Тони утверждал, что квартира – жилье временное. Он уже присмотрел домик на Бедфорд-стрит; район куда лучше этого, там итальянцы селятся. Дом принадлежит одному старику неаполитанцу; тот согласился уступить его Фортуне за две тысячи долларов и будет ждать два года, пока Тони подкопит деньжат; другому никому дом не продаст.
– Потому что я ему по нраву, – объяснял Тони. – Доверяет он мне, вот оно как.
Во многих аспектах Америка, даром что Стелла иначе представляла здешнее житье, оказалась лучше Иеволи. Прежде всего Стеллу очень впечатлил унитаз: каким-то чудом вода поднимается аж до третьего этажа и смывает все-превсе! Потом питание: здесь Фортуны едят мясо дважды в неделю – так отец требует. Ассунта, правда, совсем не умела готовить мясо, а говядины отродясь не пробовала, но на помощь Фортунам явилась славная Пина Кардамоне. Повела Ассунту с дочерьми на рынок, научила выбирать лучшие куски в кроваво-розовом хаосе мясного прилавка. Затем устроила мастер-класс для Ассунты и Тины: как поджарить говяжий стейк на сковородке и как запечь в духовке куриные эскалопы. Поначалу «мясные» дни были для Ассунты с Тиной сущим наказанием. Малейшая ошибка – и весь кусок, за который ужас сколько заплачено, безнадежно испорчен. Ассунта трепетала перед мужем: вдруг отлупит ее за дурной ужин? А потом наловчилась и отлично готовила мясо. Стряпня была ее коньком, ведь Ассунта очень любила вкусно покушать и имела чутье на ингредиенты, приправы и соусы. Тина словно бы впитала это умение с молоком матери.
– Вот жена кому-то достанется! Осчастливит! – говаривала тетушка Пина, главным образом в присутствии Стеллы.
Стелла только улыбалась да отмахивалась. Пусть тетя дразнится сколько влезет – она, Стелла, стейки жарить не собирается, нечего и мясо портить, ее этому искусству обучая.

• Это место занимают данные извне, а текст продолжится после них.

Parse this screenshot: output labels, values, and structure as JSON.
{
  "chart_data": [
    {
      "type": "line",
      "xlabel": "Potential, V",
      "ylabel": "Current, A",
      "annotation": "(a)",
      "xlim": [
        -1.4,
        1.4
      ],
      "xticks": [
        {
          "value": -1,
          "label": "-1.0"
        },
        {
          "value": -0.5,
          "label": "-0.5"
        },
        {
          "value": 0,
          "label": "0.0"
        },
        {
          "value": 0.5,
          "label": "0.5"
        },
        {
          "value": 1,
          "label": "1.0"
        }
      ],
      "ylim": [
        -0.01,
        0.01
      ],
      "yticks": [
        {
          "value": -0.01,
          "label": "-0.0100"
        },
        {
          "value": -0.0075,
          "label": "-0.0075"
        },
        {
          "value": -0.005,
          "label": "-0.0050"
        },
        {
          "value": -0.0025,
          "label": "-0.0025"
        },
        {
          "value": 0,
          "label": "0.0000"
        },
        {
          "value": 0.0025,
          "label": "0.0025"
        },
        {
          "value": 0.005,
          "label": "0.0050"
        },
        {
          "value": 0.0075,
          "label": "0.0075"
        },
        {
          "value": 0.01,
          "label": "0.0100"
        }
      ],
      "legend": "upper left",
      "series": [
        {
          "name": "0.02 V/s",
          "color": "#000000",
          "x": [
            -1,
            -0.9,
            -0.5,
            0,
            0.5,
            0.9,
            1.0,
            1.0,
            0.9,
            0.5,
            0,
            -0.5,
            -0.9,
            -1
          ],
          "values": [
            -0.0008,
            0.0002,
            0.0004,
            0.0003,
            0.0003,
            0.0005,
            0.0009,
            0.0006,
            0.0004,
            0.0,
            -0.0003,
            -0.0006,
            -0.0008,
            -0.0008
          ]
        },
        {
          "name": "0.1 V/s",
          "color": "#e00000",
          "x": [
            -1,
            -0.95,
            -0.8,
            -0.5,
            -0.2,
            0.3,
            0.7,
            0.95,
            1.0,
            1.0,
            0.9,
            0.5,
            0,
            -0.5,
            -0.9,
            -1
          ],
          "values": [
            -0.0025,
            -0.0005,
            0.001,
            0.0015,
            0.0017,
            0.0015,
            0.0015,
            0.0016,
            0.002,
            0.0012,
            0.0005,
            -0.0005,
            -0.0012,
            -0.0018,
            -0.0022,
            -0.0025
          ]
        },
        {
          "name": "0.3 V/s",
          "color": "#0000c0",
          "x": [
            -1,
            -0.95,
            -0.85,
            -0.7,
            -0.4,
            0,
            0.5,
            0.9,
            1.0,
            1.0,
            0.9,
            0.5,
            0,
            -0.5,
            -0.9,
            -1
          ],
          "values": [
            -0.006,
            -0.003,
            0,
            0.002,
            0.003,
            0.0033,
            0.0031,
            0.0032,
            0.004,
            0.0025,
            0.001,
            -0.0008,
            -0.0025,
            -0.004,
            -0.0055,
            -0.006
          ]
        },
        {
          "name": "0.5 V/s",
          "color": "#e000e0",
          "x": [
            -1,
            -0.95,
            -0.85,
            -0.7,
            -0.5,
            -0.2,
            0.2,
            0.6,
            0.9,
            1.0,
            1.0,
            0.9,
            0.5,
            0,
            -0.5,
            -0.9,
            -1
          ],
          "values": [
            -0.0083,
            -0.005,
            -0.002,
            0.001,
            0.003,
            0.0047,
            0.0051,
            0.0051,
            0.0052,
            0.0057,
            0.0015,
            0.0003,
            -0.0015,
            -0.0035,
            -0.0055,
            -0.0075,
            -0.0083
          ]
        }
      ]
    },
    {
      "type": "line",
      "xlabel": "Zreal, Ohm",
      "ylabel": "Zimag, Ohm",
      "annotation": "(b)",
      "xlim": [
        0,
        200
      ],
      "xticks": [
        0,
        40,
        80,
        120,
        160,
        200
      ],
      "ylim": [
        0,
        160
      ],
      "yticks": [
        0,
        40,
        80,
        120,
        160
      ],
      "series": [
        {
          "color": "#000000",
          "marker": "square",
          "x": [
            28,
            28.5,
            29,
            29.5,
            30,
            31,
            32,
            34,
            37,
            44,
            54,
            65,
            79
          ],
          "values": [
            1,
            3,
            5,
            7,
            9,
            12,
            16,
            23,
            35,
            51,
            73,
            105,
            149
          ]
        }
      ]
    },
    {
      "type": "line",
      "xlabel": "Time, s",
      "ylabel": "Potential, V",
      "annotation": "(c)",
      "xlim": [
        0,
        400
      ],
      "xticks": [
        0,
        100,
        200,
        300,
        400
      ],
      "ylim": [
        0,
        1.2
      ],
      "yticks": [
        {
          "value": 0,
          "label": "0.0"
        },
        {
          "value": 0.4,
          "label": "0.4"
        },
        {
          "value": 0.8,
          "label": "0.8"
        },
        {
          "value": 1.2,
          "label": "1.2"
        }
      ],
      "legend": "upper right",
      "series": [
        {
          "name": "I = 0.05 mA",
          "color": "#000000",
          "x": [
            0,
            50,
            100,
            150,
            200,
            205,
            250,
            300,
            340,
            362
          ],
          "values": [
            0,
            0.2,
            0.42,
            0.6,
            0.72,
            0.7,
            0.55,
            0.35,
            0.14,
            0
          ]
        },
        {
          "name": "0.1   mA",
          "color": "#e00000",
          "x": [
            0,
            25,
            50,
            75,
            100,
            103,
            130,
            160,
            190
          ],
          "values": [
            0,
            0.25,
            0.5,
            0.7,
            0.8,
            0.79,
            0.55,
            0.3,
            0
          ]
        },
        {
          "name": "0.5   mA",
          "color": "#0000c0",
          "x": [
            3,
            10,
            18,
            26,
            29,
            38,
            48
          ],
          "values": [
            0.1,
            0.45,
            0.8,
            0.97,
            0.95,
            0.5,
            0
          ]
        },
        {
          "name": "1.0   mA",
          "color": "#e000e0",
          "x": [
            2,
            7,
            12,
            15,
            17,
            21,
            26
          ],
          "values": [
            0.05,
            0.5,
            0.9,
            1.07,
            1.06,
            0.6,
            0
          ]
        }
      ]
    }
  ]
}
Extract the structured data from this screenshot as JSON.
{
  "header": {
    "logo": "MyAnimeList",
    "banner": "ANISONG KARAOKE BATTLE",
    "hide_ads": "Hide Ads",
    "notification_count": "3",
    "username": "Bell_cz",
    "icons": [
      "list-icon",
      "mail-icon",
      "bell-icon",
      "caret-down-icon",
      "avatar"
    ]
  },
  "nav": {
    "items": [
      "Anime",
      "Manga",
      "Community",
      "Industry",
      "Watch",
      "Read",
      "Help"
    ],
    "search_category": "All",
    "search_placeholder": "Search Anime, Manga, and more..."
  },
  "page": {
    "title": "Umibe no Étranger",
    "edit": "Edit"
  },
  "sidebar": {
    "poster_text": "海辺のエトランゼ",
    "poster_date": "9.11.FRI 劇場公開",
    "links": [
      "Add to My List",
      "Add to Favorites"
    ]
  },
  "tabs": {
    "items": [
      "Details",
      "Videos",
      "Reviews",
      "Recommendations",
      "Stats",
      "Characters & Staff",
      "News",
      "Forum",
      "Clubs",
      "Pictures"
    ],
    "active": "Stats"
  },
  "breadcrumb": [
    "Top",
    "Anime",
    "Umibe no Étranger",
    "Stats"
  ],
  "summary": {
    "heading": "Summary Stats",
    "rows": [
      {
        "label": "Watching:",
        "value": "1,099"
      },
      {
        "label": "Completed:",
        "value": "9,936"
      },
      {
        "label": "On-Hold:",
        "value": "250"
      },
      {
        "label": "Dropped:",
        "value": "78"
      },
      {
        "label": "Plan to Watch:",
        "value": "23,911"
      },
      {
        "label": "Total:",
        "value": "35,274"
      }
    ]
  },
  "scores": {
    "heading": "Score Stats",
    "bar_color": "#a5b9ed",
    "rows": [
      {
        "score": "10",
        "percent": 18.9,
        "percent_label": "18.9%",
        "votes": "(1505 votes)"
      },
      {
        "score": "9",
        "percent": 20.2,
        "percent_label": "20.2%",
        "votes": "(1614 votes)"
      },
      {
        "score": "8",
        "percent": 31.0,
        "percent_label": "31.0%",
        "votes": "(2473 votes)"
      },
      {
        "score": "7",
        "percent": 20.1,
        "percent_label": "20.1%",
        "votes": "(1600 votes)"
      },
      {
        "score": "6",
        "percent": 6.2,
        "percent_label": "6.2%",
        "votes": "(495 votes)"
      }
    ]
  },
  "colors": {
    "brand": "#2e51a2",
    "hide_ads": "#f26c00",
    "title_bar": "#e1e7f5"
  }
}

Кроме тетушки Пины, над Фортунами взяла шефство Филомена Никотера. Эта учила Ассунту, Стеллу и Тину по пособию для иммигрантов. Она и ее муж, дядюшка Альдо, занимались доставкой товаров и английским владели свободно. Вместе с Филоменой к Фортунам приходила ее дочь, шестнадцатилетняя Каролина – личико сердечком, глаза огромные, темные; эти глаза Каролина Никотера закатывала совсем по-американски всякий раз, когда матушка «давила на людей». Каролина притащила Стелле и Тине шерстяные шарфы, и всю зиму сестры Фортуна регулярно прогуливались по Фронт-стрит, узнавая от своей новой подруги, что здесь можно, а что нельзя, как принято, а как не принято себя вести. Также от Каролины они получили флакончик лака для ногтей заодно с инструкциями по избавлению от заусениц.